Paloma Almoguera | El País
A violência na resposta das forças de segurança aos protestos pró-democracia que ocorrem em Mianmar (antiga Birmânia) há dois meses se transformou em normal. Pelo menos 82 pessoas morreram pela repressão policial e militar contra os manifestantes de Bago, 65 quilômetros a nordeste de Yangon ― a capital comercial do país ―, entre quinta e sexta-feira. Uma contagem que só veio à luz no sábado pelos cortes de internet no país, diários desde o golpe de Estado dado pelos militares em 1 de fevereiro. O embaixador especial birmanês na ONU, Kyaw Moe Tun, pediu na sexta à comunidade internacional que “aja imediatamente” para deter as matanças.
Barricada de forças opositoras à Junta Militar, em Taze, Mianmar, em 7 de abril | REUTERS |
Os detalhes do ocorrido em Bago demoraram mais de um dia a aparecer pela enorme dificuldade para reunir informação sobre o que acontece em Mianmar. A Junta Militar birmanesa que tomou o comando do país desde o golpe ― depondo o Governo civil de Aung San Suu Kyi, presa desde então ― ordenou dias atrás às empresas de telecomunicações que restringissem o acesso à internet pelo celular e as redes WiFi. Testemunhas do que aconteceu em Bago, de 250.000 habitantes, dizem à AFP que a contínua violência na cidade obrigou muitos moradores a fugir a povoados vizinhos desde quinta-feira.
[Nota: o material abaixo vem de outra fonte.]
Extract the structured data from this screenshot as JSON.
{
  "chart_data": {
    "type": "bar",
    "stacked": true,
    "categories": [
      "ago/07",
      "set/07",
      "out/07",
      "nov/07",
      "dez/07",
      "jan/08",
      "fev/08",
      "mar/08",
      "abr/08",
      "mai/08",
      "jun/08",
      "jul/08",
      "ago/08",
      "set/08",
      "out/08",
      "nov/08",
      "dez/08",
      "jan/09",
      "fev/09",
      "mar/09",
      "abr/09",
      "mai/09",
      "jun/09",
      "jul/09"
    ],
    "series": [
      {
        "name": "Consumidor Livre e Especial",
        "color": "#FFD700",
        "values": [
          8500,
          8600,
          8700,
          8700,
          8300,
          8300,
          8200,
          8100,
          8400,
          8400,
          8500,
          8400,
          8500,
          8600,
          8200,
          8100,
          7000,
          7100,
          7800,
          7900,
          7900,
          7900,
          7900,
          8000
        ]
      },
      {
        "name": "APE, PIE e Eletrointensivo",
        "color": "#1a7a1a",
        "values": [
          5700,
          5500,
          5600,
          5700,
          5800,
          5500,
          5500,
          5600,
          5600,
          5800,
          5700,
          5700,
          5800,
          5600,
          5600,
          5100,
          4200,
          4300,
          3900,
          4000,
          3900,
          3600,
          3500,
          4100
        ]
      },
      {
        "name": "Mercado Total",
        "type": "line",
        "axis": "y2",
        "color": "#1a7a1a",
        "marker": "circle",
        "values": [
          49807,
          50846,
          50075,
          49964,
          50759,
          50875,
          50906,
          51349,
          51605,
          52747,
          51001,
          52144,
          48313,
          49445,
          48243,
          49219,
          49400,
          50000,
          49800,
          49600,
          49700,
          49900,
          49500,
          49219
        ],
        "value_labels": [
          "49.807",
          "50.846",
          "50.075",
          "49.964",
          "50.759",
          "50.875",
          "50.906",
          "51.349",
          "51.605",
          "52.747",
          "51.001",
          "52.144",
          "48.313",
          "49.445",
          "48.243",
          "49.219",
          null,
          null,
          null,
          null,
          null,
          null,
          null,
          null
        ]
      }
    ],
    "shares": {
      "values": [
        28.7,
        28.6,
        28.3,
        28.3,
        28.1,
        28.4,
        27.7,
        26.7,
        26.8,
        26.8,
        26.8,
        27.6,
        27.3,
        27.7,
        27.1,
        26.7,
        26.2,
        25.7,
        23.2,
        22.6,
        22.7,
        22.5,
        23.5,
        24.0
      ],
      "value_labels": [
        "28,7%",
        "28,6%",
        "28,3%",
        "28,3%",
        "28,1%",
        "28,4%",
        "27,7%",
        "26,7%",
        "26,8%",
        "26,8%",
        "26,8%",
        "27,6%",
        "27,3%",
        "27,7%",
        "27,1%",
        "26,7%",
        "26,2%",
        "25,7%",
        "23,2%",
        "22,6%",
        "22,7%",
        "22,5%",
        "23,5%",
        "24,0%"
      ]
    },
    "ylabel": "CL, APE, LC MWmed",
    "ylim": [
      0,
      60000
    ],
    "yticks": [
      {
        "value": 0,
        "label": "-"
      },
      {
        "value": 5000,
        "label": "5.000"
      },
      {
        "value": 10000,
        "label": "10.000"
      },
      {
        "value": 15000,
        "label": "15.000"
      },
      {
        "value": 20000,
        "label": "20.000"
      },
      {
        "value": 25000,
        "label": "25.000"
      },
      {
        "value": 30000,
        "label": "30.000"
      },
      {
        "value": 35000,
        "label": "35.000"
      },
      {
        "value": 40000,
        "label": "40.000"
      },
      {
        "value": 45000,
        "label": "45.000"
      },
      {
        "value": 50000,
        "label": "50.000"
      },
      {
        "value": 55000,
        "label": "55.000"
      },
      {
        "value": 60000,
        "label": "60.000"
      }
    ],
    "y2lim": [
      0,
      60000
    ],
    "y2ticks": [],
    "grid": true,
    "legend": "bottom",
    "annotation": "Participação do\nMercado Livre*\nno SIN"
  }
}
Segundo a agência de notícias francesa, que teve acesso a imagens de vídeo verificadas, os manifestantes precisaram se esconder atrás de barricadas para escapar dos ataques das forças armadas, enquanto explosões eram ouvidas ao fundo. Os agentes utilizaram granadas de fuzil para dispersar os protestos, ao mesmo tempo em que impediam as equipes de resgate de atender às vítimas. “Empilhavam todos os corpos sem vida em caminhões do Exército e os levavam”, disse uma testemunha à AFP. A Associação para a Proteção dos Prisioneiros Políticos (AAPP, na sigla em inglês), afirmou no domingo que pelo menos 82 civis morreram em Bago entre quinta e sexta-feira, o que eleva a 618 o número de vítimas mortais desde o início da intentona. Dezenas de mortos são menores de idade.
A Junta Militar, por sua vez, reduz o número a 248, como afirmou um porta-voz dos generais na sexta-feira em uma entrevista coletiva, em que chamou as vítimas de “terroristas violentos”. O golpe de Estado, que os militares se negam a definir como tal e justificam como resposta a supostas irregularidades, não documentadas e sem a comprovação das instituições, nas eleições de novembro ― em que a Liga Nacional para a Democracia de Suu Kyi teve retumbante vitória ―, recebeu forte oposição popular. Desde fevereiro, milhares de pessoas tomam diariamente as ruas para pedir o retorno da democracia.
As forças de segurança reprimem com violência cada vez maior as manifestações, que continuam ocorrendo por todo o país. Em Yangon os protestos adotaram um tom mais criativo, com as ruas pintadas de vermelho como denúncia pelo derramamento de sangue, enquanto panfletos com a mensagem “Não nos governarão” são entregues em diversos bairros.
Pelo menos metade das duas dezenas de guerrilhas étnicas que operam no país também se posicionou explicitamente a favor do movimento de desobediência civil, o que aumentou as velhas tensões entre estas e o Exército birmanês ― conhecido como Tatmadaw ― em várias áreas. No Estado nortista de Shan, um grupo insurgente, o Exército da Libertação Nacional Ta’ang (TNLA) lançou um ataque na madrugada de sábado contra uma delegacia, matando mais de uma dúzia de policiais, afirma a AFP. O Tatmadaw respondeu com bombardeios aéreos.
Diante da extrema instabilidade em seu país, o embaixador especial para a ONU de Mianmar, Kyaw Moe Tun, exigiu na sexta-feira em uma reunião do Conselho de Segurança uma “ação imediata”. O diplomata pediu um embargo de armas e mais sanções contra os militares, além da criação de uma área de exclusão aérea. Por sua parte, o analista Richard Horsey, do centro de análises International Crisis Group, alertou no encontro que o país “está prestes a colapsar”. “As ações da Junta podem fazer com que o país se torne ingovernável”, afirmou Horsey.